Birding 101

Birds reveal themselves to me slowly.  I must see them many times before I understand who they are, what they look like, what interests them, what they sound like, and I can recognize them like an old friend.

When I hear a bubbling American Goldfinch flying by behind me, I smile to myself, envisioning it’s scooping flight pattern, called “zooming” in hang gliding school.  How the goldfinch must love the zip of the dive followed by the lift, stalling and diving again and again, riding its invisible roller coaster and able to stay airborne because, unlike a hang glider, it can flap.

When I see a Great Blue Heron gliding in for a landing at the wetland, I know that the theory that dinosaurs did not all become extinct but some evolved into birds is true.  If ever there was a remnant of a pterodactyl, surely it’s the great blue heron with its crooked neck gliding awkwardly on giant wings, miraculously able to perch high in a tree on it’s fragile, stilted legs.

And now, I am pursued by brilliant Indigo Buntings.  They perch and sing their songs to me, over and over, determined that I will recognize the sound of their voice.  At long last I have learned to know them by their song.  I can smile and look and see a tiny silhouette off in a distant tree top, point, and say, “There is an Indigo Bunting.”  It seems like magic to those who have not listened to the bunting’s song 3x a day for months.  It seems like magic to me, even though I have.

No matter how familiar a few birds have become to me, there is always another bird to meet.  My latest friends are fly catchers.  The Blue-Gray Gnatcatcher is easy to recognize.  But the Eastern Phoebe and the Eastern Wood Pewee still manage to confuse me even though I thought I knew what a Phoebe looked like for many years now.  My human friends play the same trick on me–I often recognize them only to discover I’m saying hello to a complete stranger.  At least the Phoebe tells me its name over and over again in its distinct call of “Fee – bee.”

These are things I like to share with others.  I love to see people get excited about seeing a bird for the first time that they’ve walked by without notice for decades.  I love to see someone realize that a bird they thought they knew looks completely different up close through binoculars.

For this reason, I have started leading beginning bird walks for the Audubon Society.  I am not the best birder in the world–there are many species I would be hard pressed to even guess at.  But, having struggled long and hard to learn what I do know, I know what’s helped me learn it.  Maybe that’s why people say “those who can’t do, teach”?

Regardless, I’m happy to share smiles, even if it’s over a robin.

Broken Heart Birdsongs

When Tisen and I go to the park, the Cliff Swallows buzz over our heads.  I took my binocs over with me one morning to figure out what they were.  They gave me quite a run for my money making me chase them with my lenses, getting just enough of a glimpse of their details to know for sure what category to place them in, what name to give them, what song to expect from them.

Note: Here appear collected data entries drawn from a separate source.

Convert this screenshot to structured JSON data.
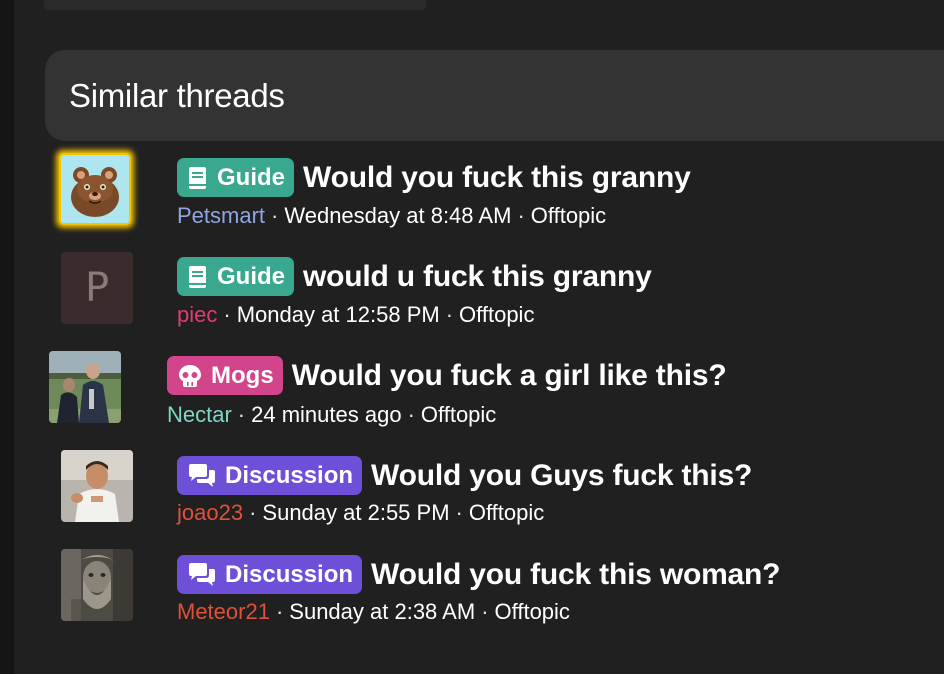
{
  "section": {
    "title": "Similar threads"
  },
  "colors": {
    "guide": "#3aa88e",
    "mogs": "#d2458a",
    "discussion": "#6d4fd8",
    "username_petsmart": "#8fa6e0",
    "username_piec": "#e03c6e",
    "username_nectar": "#7fd6c2",
    "username_joao23": "#e0503a",
    "username_meteor21": "#e0503a"
  },
  "threads": [
    {
      "avatar": "cartoon-bear",
      "prefix": "Guide",
      "prefix_icon": "book-icon",
      "title": "Would you fuck this granny",
      "username": "Petsmart",
      "time": "Wednesday at 8:48 AM",
      "forum": "Offtopic"
    },
    {
      "avatar": "letter-p",
      "avatar_letter": "P",
      "prefix": "Guide",
      "prefix_icon": "book-icon",
      "title": "would u fuck this granny",
      "username": "piec",
      "time": "Monday at 12:58 PM",
      "forum": "Offtopic"
    },
    {
      "avatar": "photo-people",
      "prefix": "Mogs",
      "prefix_icon": "skull-icon",
      "title": "Would you fuck a girl like this?",
      "username": "Nectar",
      "time": "24 minutes ago",
      "forum": "Offtopic"
    },
    {
      "avatar": "photo-man",
      "prefix": "Discussion",
      "prefix_icon": "chat-bubbles-icon",
      "title": "Would you Guys fuck this?",
      "username": "joao23",
      "time": "Sunday at 2:55 PM",
      "forum": "Offtopic"
    },
    {
      "avatar": "photo-statue",
      "prefix": "Discussion",
      "prefix_icon": "chat-bubbles-icon",
      "title": "Would you fuck this woman?",
      "username": "Meteor21",
      "time": "Sunday at 2:38 AM",
      "forum": "Offtopic"
    }
  ]
}
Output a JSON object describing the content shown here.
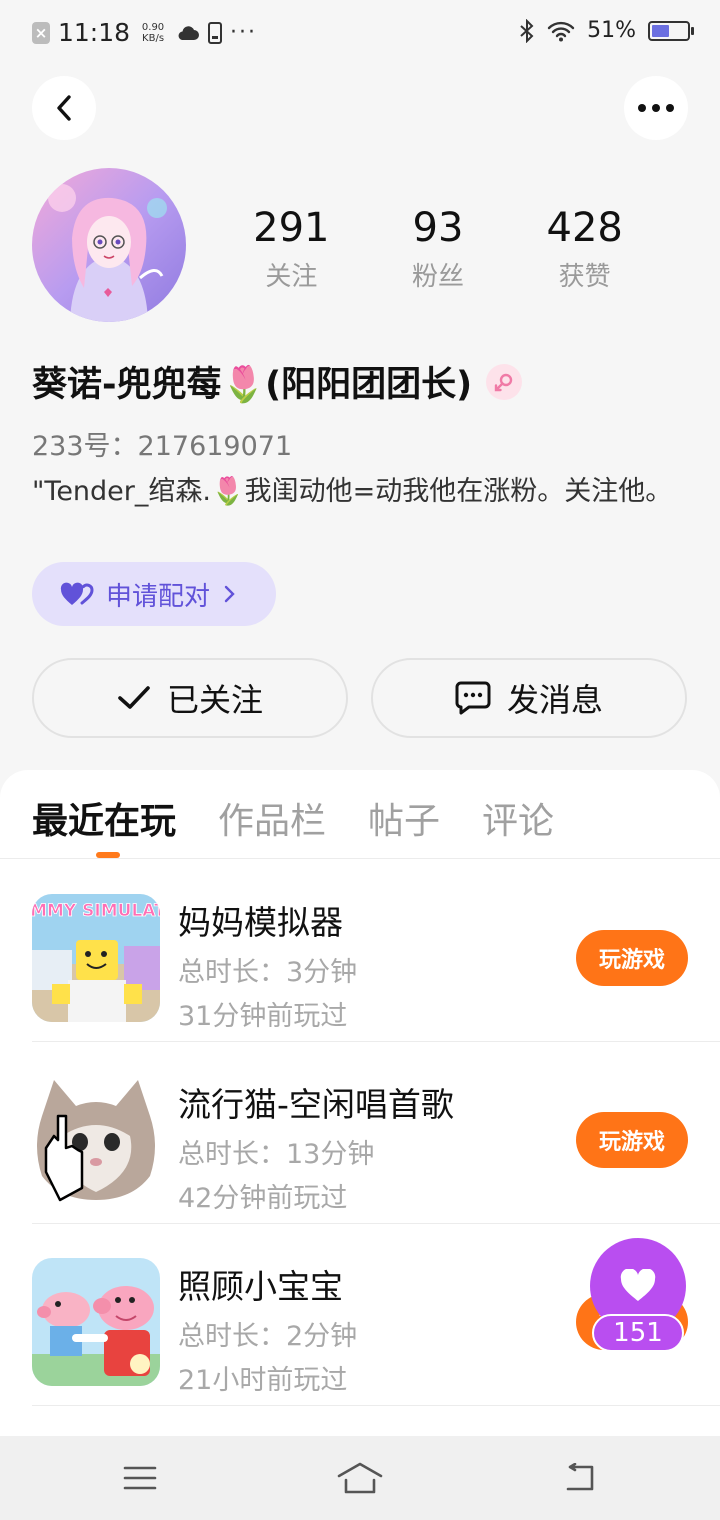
{
  "status_bar": {
    "time": "11:18",
    "net_speed_value": "0.90",
    "net_speed_unit": "KB/s",
    "more": "···",
    "battery_percent": "51%",
    "battery_level": 0.51
  },
  "profile": {
    "stats": [
      {
        "value": "291",
        "label": "关注"
      },
      {
        "value": "93",
        "label": "粉丝"
      },
      {
        "value": "428",
        "label": "获赞"
      }
    ],
    "name": "葵诺-兜兜莓🌷(阳阳团团长)",
    "uid": "233号：217619071",
    "bio": "\"Tender_绾森.🌷我闺动他=动我他在涨粉。关注他。",
    "pair_label": "申请配对"
  },
  "actions": {
    "follow_label": "已关注",
    "message_label": "发消息"
  },
  "tabs": [
    "最近在玩",
    "作品栏",
    "帖子",
    "评论"
  ],
  "games": [
    {
      "title": "妈妈模拟器",
      "duration": "总时长：3分钟",
      "last_played": "31分钟前玩过",
      "button": "玩游戏",
      "icon_text": "MOMMY SIMULATOR"
    },
    {
      "title": "流行猫-空闲唱首歌",
      "duration": "总时长：13分钟",
      "last_played": "42分钟前玩过",
      "button": "玩游戏"
    },
    {
      "title": "照顾小宝宝",
      "duration": "总时长：2分钟",
      "last_played": "21小时前玩过",
      "button": "玩游戏"
    }
  ],
  "like_float": {
    "count": "151"
  },
  "colors": {
    "accent": "#ff7417",
    "like": "#b94ef0",
    "pair_bg": "#e4e0fb",
    "pair_text": "#6152d9"
  }
}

There is something about swallows diving through the air that makes me want to forget all about what kind of bird they are and simply join them in the freedom of flight.  The level of emotion I feel watching them is inexplicable except maybe, at an unconscious level, they connect me to my mother.

It was, after all, my mother who first introduced me to the wonder of birds.  Although the most exotic bird I remember my mother identifying was the American Goldfinch, her fascination with them was contagious.  My mother wasn’t really about identifying them or photographing them or getting up close to them.  She was all about birdness in its purest form.

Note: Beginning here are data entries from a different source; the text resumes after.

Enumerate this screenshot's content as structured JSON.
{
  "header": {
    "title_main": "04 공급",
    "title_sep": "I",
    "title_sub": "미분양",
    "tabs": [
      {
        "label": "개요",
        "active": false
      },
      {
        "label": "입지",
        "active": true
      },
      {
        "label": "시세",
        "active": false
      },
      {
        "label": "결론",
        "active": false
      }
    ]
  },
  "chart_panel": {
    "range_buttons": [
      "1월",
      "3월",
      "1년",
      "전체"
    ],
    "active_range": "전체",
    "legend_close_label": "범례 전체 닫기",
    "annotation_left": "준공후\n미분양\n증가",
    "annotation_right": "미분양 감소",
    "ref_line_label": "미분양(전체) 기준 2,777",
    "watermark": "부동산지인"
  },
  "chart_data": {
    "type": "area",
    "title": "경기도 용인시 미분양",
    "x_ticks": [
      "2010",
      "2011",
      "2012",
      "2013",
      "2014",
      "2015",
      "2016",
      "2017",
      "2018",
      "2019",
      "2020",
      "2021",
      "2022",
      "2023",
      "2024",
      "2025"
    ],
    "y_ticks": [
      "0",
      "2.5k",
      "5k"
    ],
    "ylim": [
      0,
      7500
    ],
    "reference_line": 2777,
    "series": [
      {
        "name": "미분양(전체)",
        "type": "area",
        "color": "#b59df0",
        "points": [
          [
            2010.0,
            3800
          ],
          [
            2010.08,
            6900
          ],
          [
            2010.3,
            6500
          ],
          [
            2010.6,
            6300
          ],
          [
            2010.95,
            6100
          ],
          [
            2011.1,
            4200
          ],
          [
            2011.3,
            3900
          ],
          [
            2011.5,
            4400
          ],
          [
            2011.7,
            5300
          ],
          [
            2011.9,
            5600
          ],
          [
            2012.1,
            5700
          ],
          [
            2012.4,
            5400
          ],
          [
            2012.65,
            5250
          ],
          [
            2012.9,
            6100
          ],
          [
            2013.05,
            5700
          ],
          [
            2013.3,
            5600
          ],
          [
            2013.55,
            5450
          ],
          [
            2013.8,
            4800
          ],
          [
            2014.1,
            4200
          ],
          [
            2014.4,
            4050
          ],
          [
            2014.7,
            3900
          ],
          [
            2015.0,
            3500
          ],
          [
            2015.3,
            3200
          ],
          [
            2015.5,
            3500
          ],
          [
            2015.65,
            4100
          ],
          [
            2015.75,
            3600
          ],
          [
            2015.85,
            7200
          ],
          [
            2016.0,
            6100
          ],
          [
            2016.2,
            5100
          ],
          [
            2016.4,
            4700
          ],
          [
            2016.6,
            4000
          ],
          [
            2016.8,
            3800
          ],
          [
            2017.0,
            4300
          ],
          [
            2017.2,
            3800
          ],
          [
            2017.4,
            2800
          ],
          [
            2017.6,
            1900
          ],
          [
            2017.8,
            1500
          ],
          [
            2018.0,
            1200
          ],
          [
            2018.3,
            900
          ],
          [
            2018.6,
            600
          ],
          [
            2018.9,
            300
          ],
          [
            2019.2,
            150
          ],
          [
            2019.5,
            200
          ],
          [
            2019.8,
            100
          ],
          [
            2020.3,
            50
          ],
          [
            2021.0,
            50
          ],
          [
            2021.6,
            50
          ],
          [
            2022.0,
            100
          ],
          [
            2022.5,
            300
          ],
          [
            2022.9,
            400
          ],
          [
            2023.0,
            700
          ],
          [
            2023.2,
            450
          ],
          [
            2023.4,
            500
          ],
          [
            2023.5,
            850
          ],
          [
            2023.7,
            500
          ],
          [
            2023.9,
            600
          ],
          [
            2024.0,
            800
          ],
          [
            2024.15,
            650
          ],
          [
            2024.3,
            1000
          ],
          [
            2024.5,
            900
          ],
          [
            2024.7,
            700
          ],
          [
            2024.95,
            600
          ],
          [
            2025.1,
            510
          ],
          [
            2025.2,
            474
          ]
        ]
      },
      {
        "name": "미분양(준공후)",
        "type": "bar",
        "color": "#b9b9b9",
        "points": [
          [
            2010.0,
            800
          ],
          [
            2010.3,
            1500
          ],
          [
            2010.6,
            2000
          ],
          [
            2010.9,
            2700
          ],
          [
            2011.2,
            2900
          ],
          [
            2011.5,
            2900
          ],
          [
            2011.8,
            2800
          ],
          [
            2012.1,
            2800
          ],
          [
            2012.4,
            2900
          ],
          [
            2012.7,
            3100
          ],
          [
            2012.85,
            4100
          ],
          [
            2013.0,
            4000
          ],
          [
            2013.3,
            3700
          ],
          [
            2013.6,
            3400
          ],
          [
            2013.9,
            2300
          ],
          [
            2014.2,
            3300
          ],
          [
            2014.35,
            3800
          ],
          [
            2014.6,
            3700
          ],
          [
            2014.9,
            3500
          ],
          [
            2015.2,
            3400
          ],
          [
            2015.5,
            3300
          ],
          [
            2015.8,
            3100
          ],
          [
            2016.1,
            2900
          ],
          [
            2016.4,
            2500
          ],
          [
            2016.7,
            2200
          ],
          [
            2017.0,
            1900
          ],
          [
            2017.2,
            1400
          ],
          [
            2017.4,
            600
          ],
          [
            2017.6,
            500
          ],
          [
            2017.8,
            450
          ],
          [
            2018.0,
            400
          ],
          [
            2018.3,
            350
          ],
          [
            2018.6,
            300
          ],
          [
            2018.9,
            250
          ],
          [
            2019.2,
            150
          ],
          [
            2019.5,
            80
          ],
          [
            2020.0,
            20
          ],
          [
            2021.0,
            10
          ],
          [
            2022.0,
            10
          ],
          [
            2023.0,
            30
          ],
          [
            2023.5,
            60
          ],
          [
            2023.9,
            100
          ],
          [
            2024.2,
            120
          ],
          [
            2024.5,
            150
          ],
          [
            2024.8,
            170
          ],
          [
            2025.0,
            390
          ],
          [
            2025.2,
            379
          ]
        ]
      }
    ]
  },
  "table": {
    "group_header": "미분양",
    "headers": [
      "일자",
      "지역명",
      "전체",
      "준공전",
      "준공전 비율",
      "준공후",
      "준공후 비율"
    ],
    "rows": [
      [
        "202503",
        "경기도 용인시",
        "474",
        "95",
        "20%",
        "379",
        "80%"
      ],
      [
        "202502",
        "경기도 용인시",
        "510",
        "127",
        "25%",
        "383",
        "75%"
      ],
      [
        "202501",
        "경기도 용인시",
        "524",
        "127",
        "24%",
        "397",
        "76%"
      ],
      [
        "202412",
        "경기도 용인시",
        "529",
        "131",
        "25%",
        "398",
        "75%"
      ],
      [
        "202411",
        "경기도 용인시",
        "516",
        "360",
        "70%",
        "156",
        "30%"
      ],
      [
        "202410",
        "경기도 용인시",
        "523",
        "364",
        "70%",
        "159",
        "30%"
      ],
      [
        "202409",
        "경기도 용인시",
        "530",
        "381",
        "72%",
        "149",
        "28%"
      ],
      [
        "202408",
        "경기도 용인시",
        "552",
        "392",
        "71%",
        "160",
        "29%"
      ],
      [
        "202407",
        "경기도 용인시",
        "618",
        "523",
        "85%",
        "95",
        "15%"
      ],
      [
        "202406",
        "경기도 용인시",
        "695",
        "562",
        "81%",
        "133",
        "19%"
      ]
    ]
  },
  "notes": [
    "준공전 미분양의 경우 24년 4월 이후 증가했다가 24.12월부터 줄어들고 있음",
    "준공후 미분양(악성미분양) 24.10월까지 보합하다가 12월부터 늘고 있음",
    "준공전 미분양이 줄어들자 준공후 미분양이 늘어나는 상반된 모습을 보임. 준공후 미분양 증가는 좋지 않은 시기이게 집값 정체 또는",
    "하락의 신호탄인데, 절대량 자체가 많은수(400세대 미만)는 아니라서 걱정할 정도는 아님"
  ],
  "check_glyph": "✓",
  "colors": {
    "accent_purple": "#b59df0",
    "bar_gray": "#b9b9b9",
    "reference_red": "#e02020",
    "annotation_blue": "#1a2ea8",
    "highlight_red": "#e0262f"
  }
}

She just felt joy when she saw a bird.  Any bird.  As long as it wasn’t in a cage.

Perhaps that’s what the swallows remind me of.  Because I was unsure of what name went with them, for weeks I watched them swoop and dive with the kind of delight my mother would have taken in seeing them.

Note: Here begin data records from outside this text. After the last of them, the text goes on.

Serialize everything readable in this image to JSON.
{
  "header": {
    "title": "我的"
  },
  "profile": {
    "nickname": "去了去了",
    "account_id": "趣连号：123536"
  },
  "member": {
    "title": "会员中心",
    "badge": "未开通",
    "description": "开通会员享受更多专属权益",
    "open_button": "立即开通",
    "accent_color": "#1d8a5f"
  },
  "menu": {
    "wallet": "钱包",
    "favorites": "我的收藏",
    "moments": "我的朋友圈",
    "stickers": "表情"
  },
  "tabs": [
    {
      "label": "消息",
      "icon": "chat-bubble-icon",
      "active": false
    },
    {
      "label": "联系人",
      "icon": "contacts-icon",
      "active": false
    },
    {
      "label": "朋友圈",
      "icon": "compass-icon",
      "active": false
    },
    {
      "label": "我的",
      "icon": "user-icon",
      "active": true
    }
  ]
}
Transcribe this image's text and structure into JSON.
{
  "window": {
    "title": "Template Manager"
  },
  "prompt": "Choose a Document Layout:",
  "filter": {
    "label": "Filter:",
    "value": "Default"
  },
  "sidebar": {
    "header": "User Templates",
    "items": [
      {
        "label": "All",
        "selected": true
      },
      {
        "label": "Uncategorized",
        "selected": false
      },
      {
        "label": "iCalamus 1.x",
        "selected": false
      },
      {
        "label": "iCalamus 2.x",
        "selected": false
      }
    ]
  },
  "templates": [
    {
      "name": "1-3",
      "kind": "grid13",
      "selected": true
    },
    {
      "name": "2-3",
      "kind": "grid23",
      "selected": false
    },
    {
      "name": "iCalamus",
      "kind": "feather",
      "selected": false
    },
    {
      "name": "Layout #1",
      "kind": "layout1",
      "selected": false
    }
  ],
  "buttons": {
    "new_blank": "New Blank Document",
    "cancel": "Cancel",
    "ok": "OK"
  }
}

I am reminded of a reoccurring dream I used to have as a child.  In it, I was running down the street I grew up on.  Running as fast as the wind.  Then, my steps would grow longer and I would soar through the air further and further between foot falls.  The feeling of flying between foot steps was so profound that when I woke up, I could feel the remnants of the dream physically in my stomach.  I so loved that feeling.

I wonder if my mother used to dream about flying?

There are times when her absence is still so painful I cannot bear to think of her.  Even though it’s been 13 years since her death, I so wish I could take her to see the swallows across the street.  I so wish I could point out the Eastern Towhee calling from the tree tops.  I so wish she could see the Eastern Bluebirds nesting in the bird house.  As if showing her birds might somehow make up for all the times I broke her heart.  As if a birdsong might heal the remnants of the hurt.

In lieu of sharing these birds with her, I share them with you.  Unfortunately, the swallows are too quick in flight for me to photograph.  But, having discovered their nests clinging to the Western side of the Market Street bridge, I can capture them there.  Frozen in a frame–I hope it’s not too much like a cage.